Jonathan Ross

Personal information
- Nationality: Northern Irish
- Born: 28 December 1973 (age 52)

Sport
- Club: (indoor) West of Scotland (outdoor) Priorscroft

Medal record
Representing Ireland
World Outdoor Championships
| Gold medal – first place | 2004 Ayr | Men's fours |
| Bronze medal – third place | 2004 Ayr | Men's team |

= Jonny Ross =

Northern Irish bowler (born 1973)

Jonathan Stewart Ross is a Northern Irish bowler who was born in Lisburn. He now represents Scotland after moving there.

==Bowls career==
He was part of the winning Irish Fours team in the 2004 World Bowls Championships held in Ayr, Scotland with Jim Baker, Neil Booth and Noel Graham.

He also won the British Isles Singles titles in 2001 and 2002 and was the first Irish player to win the Scottish outdoors singles title.

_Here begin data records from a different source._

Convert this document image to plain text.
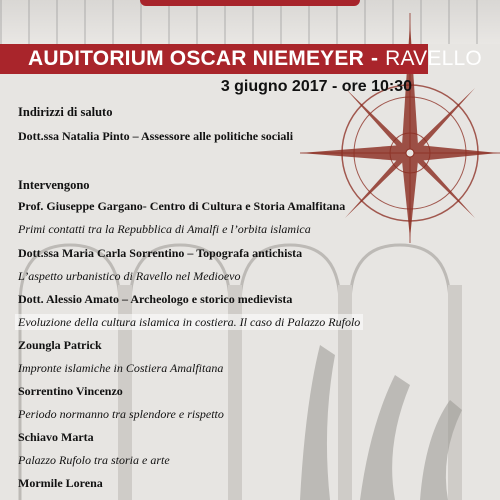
AUDITORIUM OSCAR NIEMEYER - RAVELLO
3 giugno 2017 - ore 10:30
Indirizzi di saluto
Dott.ssa Natalia Pinto – Assessore alle politiche sociali
Intervengono
Prof. Giuseppe Gargano- Centro di Cultura e Storia Amalfitana
Primi contatti tra la Repubblica di Amalfi e l’orbita islamica
Dott.ssa Maria Carla Sorrentino – Topografa antichista
L’aspetto urbanistico di Ravello nel Medioevo
Dott. Alessio Amato – Archeologo e storico medievista
Evoluzione della cultura islamica in costiera. Il caso di Palazzo Rufolo
Zoungla Patrick
Impronte islamiche in Costiera Amalfitana
Sorrentino Vincenzo
Periodo normanno tra splendore e rispetto
Schiavo Marta
Palazzo Rufolo tra storia e arte
Mormile Lorena
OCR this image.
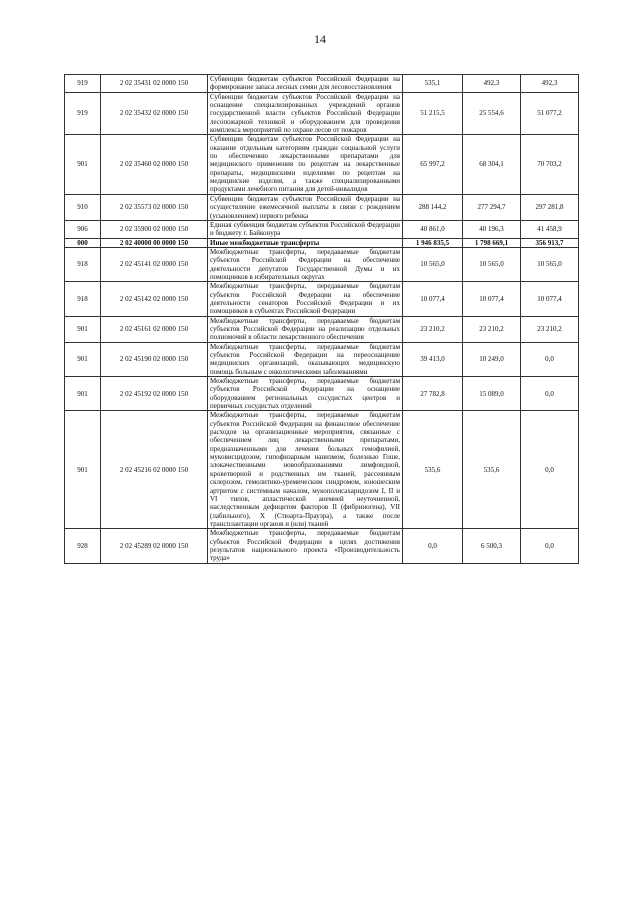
14
919	2 02 35431 02 0000 150	Субвенции бюджетам субъектов Российской Федерации на формирование запаса лесных семян для лесовосстановления	535,1	492,3	492,3
919	2 02 35432 02 0000 150	Субвенции бюджетам субъектов Российской Федерации на оснащение специализированных учреждений органов государственной власти субъектов Российской Федерации лесопожарной техникой и оборудованием для проведения комплекса мероприятий по охране лесов от пожаров	51 215,5	25 554,6	51 077,2
901	2 02 35460 02 0000 150	Субвенции бюджетам субъектов Российской Федерации на оказание отдельным категориям граждан социальной услуги по обеспечению лекарственными препаратами для медицинского применения по рецептам на лекарственные препараты, медицинскими изделиями по рецептам на медицинские изделия, а также специализированными продуктами лечебного питания для детей-инвалидов	65 997,2	68 304,1	70 703,2
910	2 02 35573 02 0000 150	Субвенции бюджетам субъектов Российской Федерации на осуществление ежемесячной выплаты в связи с рождением (усыновлением) первого ребенка	288 144,2	277 294,7	297 281,8
906	2 02 35900 02 0000 150	Единая субвенция бюджетам субъектов Российской Федерации и бюджету г. Байконура	40 861,0	40 196,3	41 458,9
000	2 02 40000 00 0000 150	Иные межбюджетные трансферты	1 946 835,5	1 798 669,1	356 913,7
918	2 02 45141 02 0000 150	Межбюджетные трансферты, передаваемые бюджетам субъектов Российской Федерации на обеспечение деятельности депутатов Государственной Думы и их помощников в избирательных округах	10 565,0	10 565,0	10 565,0
918	2 02 45142 02 0000 150	Межбюджетные трансферты, передаваемые бюджетам субъектов Российской Федерации на обеспечение деятельности сенаторов Российской Федерации и их помощников в субъектах Российской Федерации	10 077,4	10 077,4	10 077,4
901	2 02 45161 02 0000 150	Межбюджетные трансферты, передаваемые бюджетам субъектов Российской Федерации на реализацию отдельных полномочий в области лекарственного обеспечения	23 210,2	23 210,2	23 210,2
901	2 02 45190 02 0000 150	Межбюджетные трансферты, передаваемые бюджетам субъектов Российской Федерации на переоснащение медицинских организаций, оказывающих медицинскую помощь больным с онкологическими заболеваниями	39 413,0	10 249,0	0,0
901	2 02 45192 02 0000 150	Межбюджетные трансферты, передаваемые бюджетам субъектов Российской Федерации на оснащение оборудованием региональных сосудистых центров и первичных сосудистых отделений	27 782,8	15 089,0	0,0
901	2 02 45216 02 0000 150	Межбюджетные трансферты, передаваемые бюджетам субъектов Российской Федерации на финансовое обеспечение расходов на организационные мероприятия, связанные с обеспечением лиц лекарственными препаратами, предназначенными для лечения больных гемофилией, муковисцидозом, гипофизарным нанизмом, болезнью Гоше, злокачественными новообразованиями лимфоидной, кроветворной и родственных им тканей, рассеянным склерозом, гемолитико-уремическим синдромом, юношеским артритом с системным началом, мукополисахаридозом I, II и VI типов, апластической анемией неуточненной, наследственным дефицитом факторов II (фибриногена), VII (лабильного), X (Стюарта-Прауэра), а также после трансплантации органов и (или) тканей	535,6	535,6	0,0
928	2 02 45289 02 0000 150	Межбюджетные трансферты, передаваемые бюджетам субъектов Российской Федерации в целях достижения результатов национального проекта «Производительность труда»	0,0	6 500,3	0,0
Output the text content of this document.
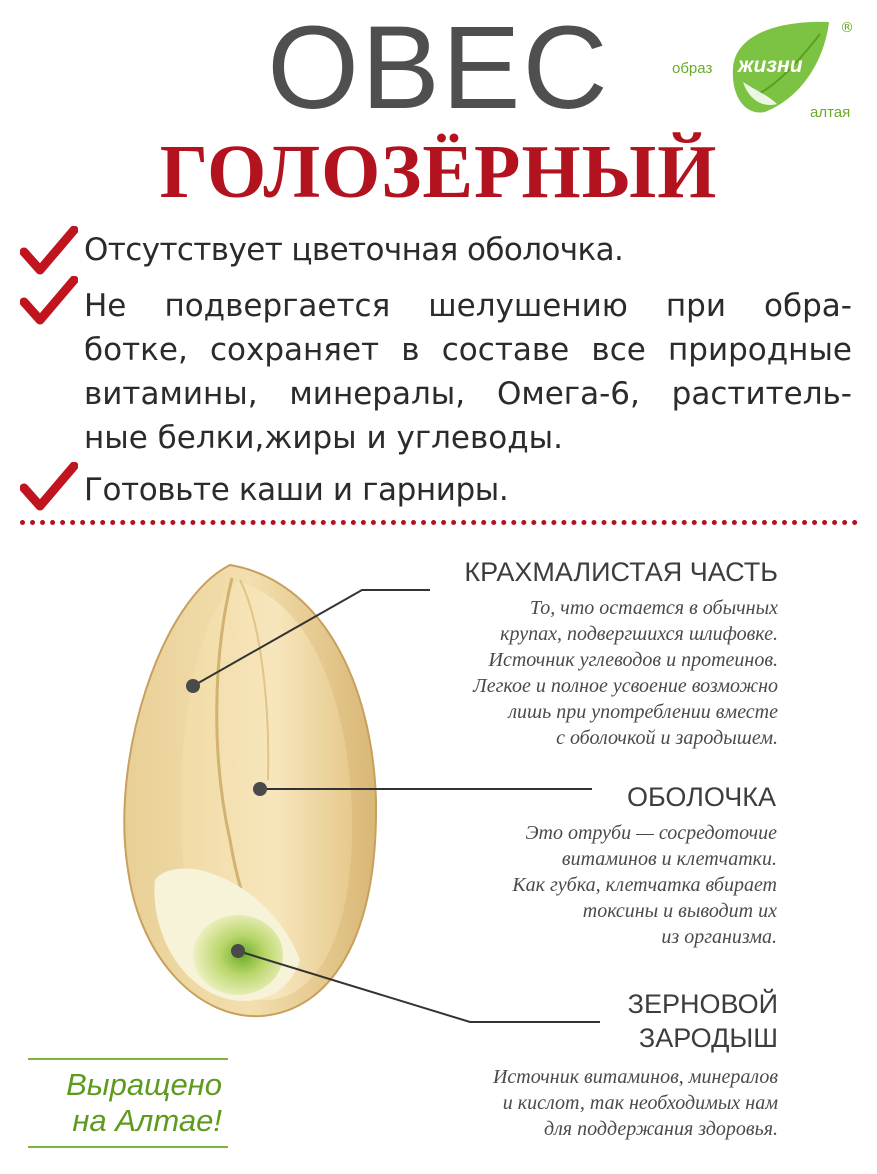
ОВЕС
ГОЛОЗЁРНЫЙ
образ жизни
алтая
®
Отсутствует цветочная оболочка.
Не подвергается шелушению при обра-
ботке, сохраняет в составе все природные
витамины, минералы, Омега-6, раститель-
ные белки,жиры и углеводы.
Готовьте каши и гарниры.
КРАХМАЛИСТАЯ ЧАСТЬ
То, что остается в обычных
крупах, подвергшихся шлифовке.
Источник углеводов и протеинов.
Легкое и полное усвоение возможно
лишь при употреблении вместе
с оболочкой и зародышем.
ОБОЛОЧКА
Это отруби — сосредоточие
витаминов и клетчатки.
Как губка, клетчатка вбирает
токсины и выводит их
из организма.
ЗЕРНОВОЙ
ЗАРОДЫШ
Источник витаминов, минералов
и кислот, так необходимых нам
для поддержания здоровья.
Выращено
на Алтае!
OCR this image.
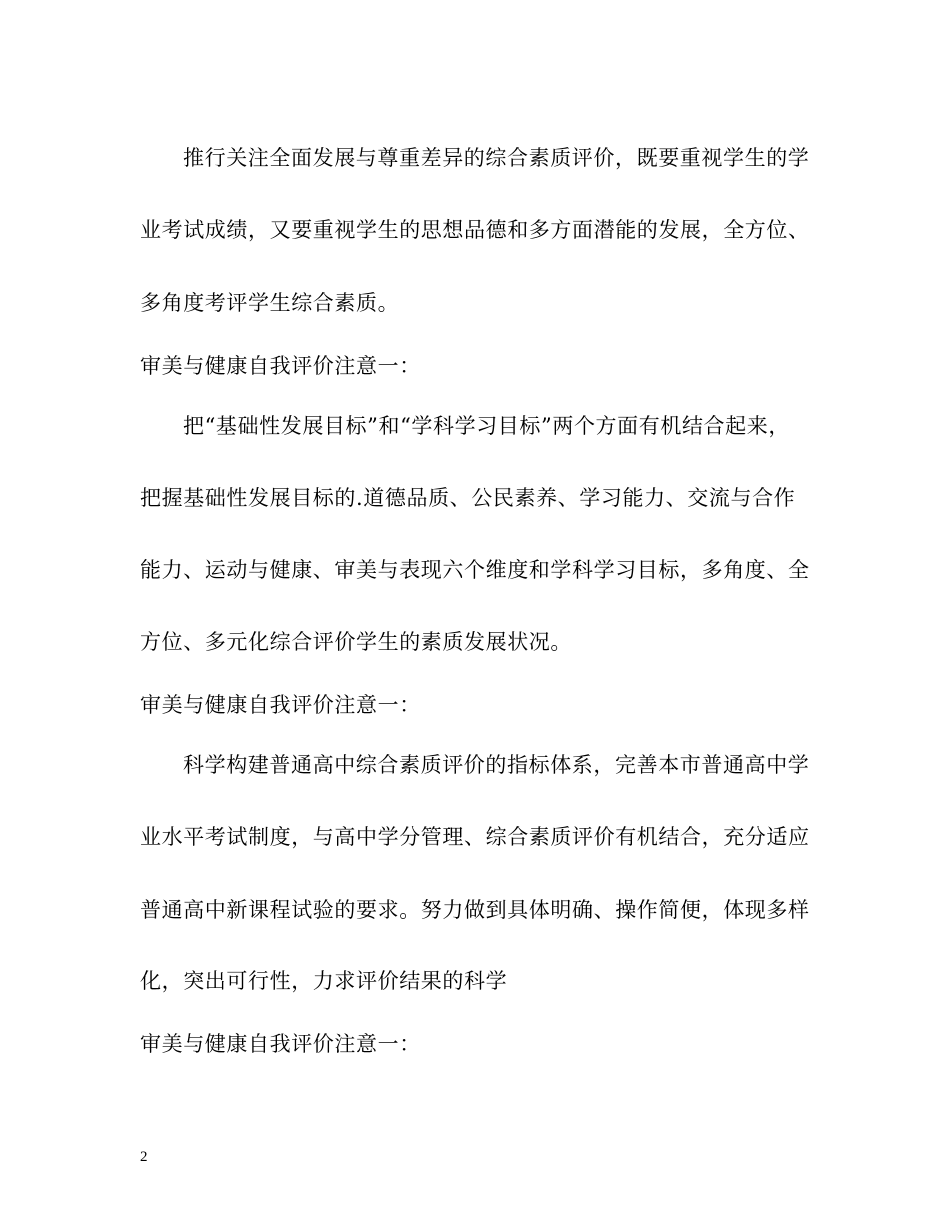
推行关注全面发展与尊重差异的综合素质评价，既要重视学生的学
业考试成绩，又要重视学生的思想品德和多方面潜能的发展，全方位、
多角度考评学生综合素质。
审美与健康自我评价注意一：
把“基础性发展目标”和“学科学习目标”两个方面有机结合起来，
把握基础性发展目标的.道德品质、公民素养、学习能力、交流与合作
能力、运动与健康、审美与表现六个维度和学科学习目标，多角度、全
方位、多元化综合评价学生的素质发展状况。
审美与健康自我评价注意一：
科学构建普通高中综合素质评价的指标体系，完善本市普通高中学
业水平考试制度，与高中学分管理、综合素质评价有机结合，充分适应
普通高中新课程试验的要求。努力做到具体明确、操作简便，体现多样
化，突出可行性，力求评价结果的科学
审美与健康自我评价注意一：
2
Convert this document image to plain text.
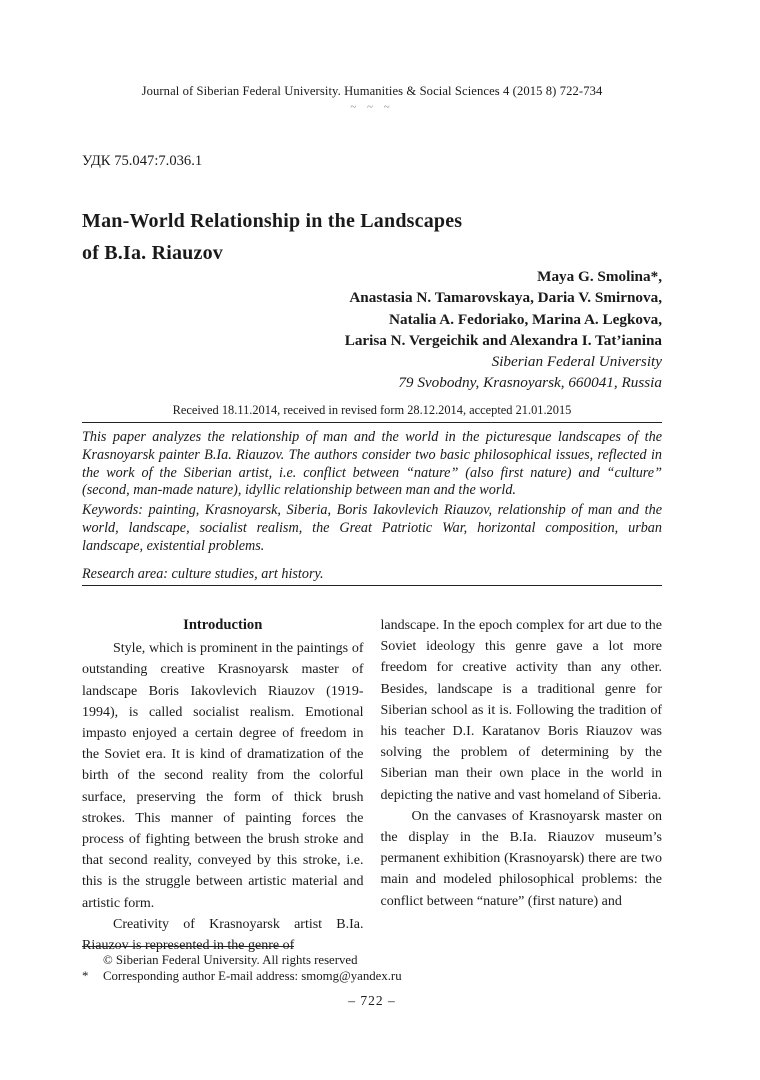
Journal of Siberian Federal University. Humanities & Social Sciences 4 (2015 8) 722-734
~ ~ ~
УДК 75.047:7.036.1
Man-World Relationship in the Landscapes
of B.Ia. Riauzov
Maya G. Smolina*,
Anastasia N. Tamarovskaya, Daria V. Smirnova,
Natalia A. Fedoriako, Marina A. Legkova,
Larisa N. Vergeichik and Alexandra I. Tat’ianina
Siberian Federal University
79 Svobodny, Krasnoyarsk, 660041, Russia
Received 18.11.2014, received in revised form 28.12.2014, accepted 21.01.2015
This paper analyzes the relationship of man and the world in the picturesque landscapes of the Krasnoyarsk painter B.Ia. Riauzov. The authors consider two basic philosophical issues, reflected in the work of the Siberian artist, i.e. conflict between “nature” (also first nature) and “culture” (second, man-made nature), idyllic relationship between man and the world.
Keywords: painting, Krasnoyarsk, Siberia, Boris Iakovlevich Riauzov, relationship of man and the world, landscape, socialist realism, the Great Patriotic War, horizontal composition, urban landscape, existential problems.
Research area: culture studies, art history.
Introduction

Style, which is prominent in the paintings of outstanding creative Krasnoyarsk master of landscape Boris Iakovlevich Riauzov (1919-1994), is called socialist realism. Emotional impasto enjoyed a certain degree of freedom in the Soviet era. It is kind of dramatization of the birth of the second reality from the colorful surface, preserving the form of thick brush strokes. This manner of painting forces the process of fighting between the brush stroke and that second reality, conveyed by this stroke, i.e. this is the struggle between artistic material and artistic form.

Creativity of Krasnoyarsk artist B.Ia. Riauzov is represented in the genre of

landscape. In the epoch complex for art due to the Soviet ideology this genre gave a lot more freedom for creative activity than any other. Besides, landscape is a traditional genre for Siberian school as it is. Following the tradition of his teacher D.I. Karatanov Boris Riauzov was solving the problem of determining by the Siberian man their own place in the world in depicting the native and vast homeland of Siberia.

On the canvases of Krasnoyarsk master on the display in the B.Ia. Riauzov museum’s permanent exhibition (Krasnoyarsk) there are two main and modeled philosophical problems: the conflict between “nature” (first nature) and

© Siberian Federal University. All rights reserved
* Corresponding author E-mail address: smomg@yandex.ru
– 722 –
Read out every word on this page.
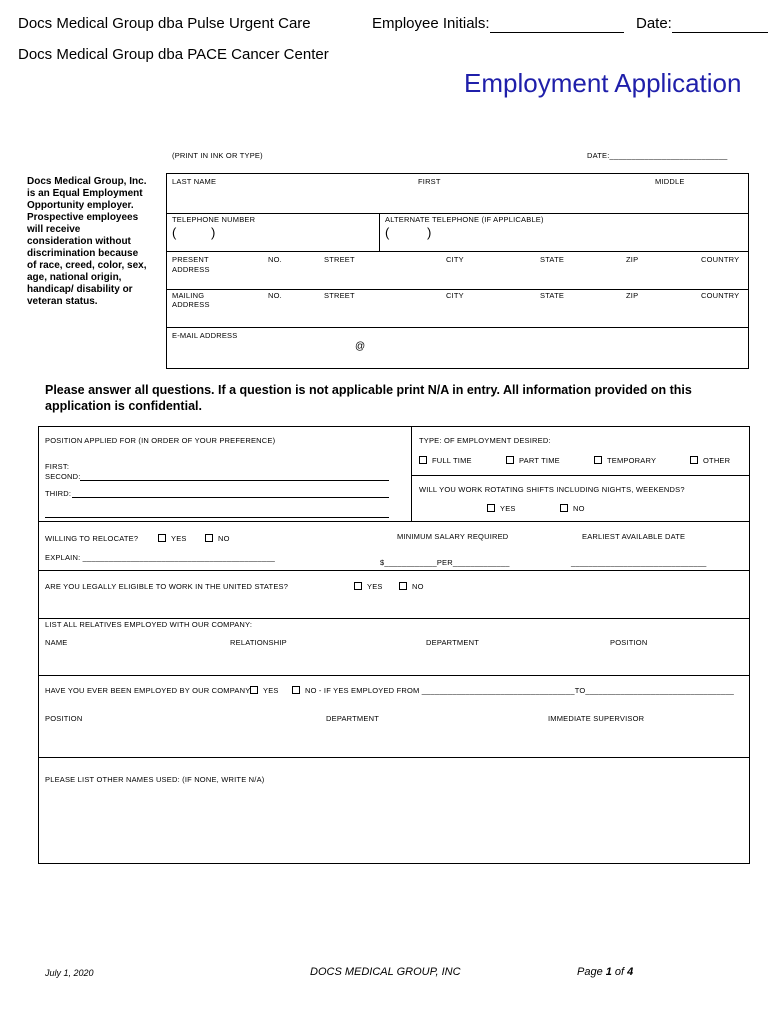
Docs Medical Group dba Pulse Urgent Care
Docs Medical Group dba PACE Cancer Center
Employee Initials:	Date:
Employment Application
Docs Medical Group, Inc. is an Equal Employment Opportunity employer. Prospective employees will receive consideration without discrimination because of race, creed, color, sex, age, national origin, handicap/ disability or veteran status.
(PRINT IN INK OR TYPE)	DATE:___________________________
LAST NAME	FIRST	MIDDLE
TELEPHONE NUMBER
(	)
ALTERNATE TELEPHONE (IF APPLICABLE)
(	)
PRESENT
ADDRESS
NO.	STREET	CITY	STATE	ZIP	COUNTRY
MAILING
ADDRESS
NO.	STREET	CITY	STATE	ZIP	COUNTRY
E-MAIL ADDRESS
@
Please answer all questions. If a question is not applicable print N/A in entry. All information provided on this application is confidential.
POSITION APPLIED FOR (IN ORDER OF YOUR PREFERENCE)
FIRST:
SECOND:
THIRD:
TYPE: OF EMPLOYMENT DESIRED:
FULL TIME	PART TIME	TEMPORARY	OTHER
WILL YOU WORK ROTATING SHIFTS INCLUDING NIGHTS, WEEKENDS?
YES	NO
WILLING TO RELOCATE?	YES	NO
EXPLAIN: ____________________________________________
MINIMUM SALARY REQUIRED
$____________PER_____________
EARLIEST AVAILABLE DATE
_______________________________
ARE YOU LEGALLY ELIGIBLE TO WORK IN THE UNITED STATES?	YES	NO
LIST ALL RELATIVES EMPLOYED WITH OUR COMPANY:
NAME	RELATIONSHIP	DEPARTMENT	POSITION
HAVE YOU EVER BEEN EMPLOYED BY OUR COMPANY	YES	NO - IF YES EMPLOYED FROM ___________________________________TO__________________________________
POSITION	DEPARTMENT	IMMEDIATE SUPERVISOR
PLEASE LIST OTHER NAMES USED: (IF NONE, WRITE N/A)
July 1, 2020	DOCS MEDICAL GROUP, INC	Page 1 of 4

Jonathan partnered Noel Graham to win the prestigious Hong Kong International Bowls Classic pairs title on a record equalling three occasions.

In 2006, he represented Northern Ireland at the Commonwealth Games in Melbourne, Australia.

He won the 2010 singles title at the Scottish National Bowls Championships bowling for the Priorscroft Bowls Club.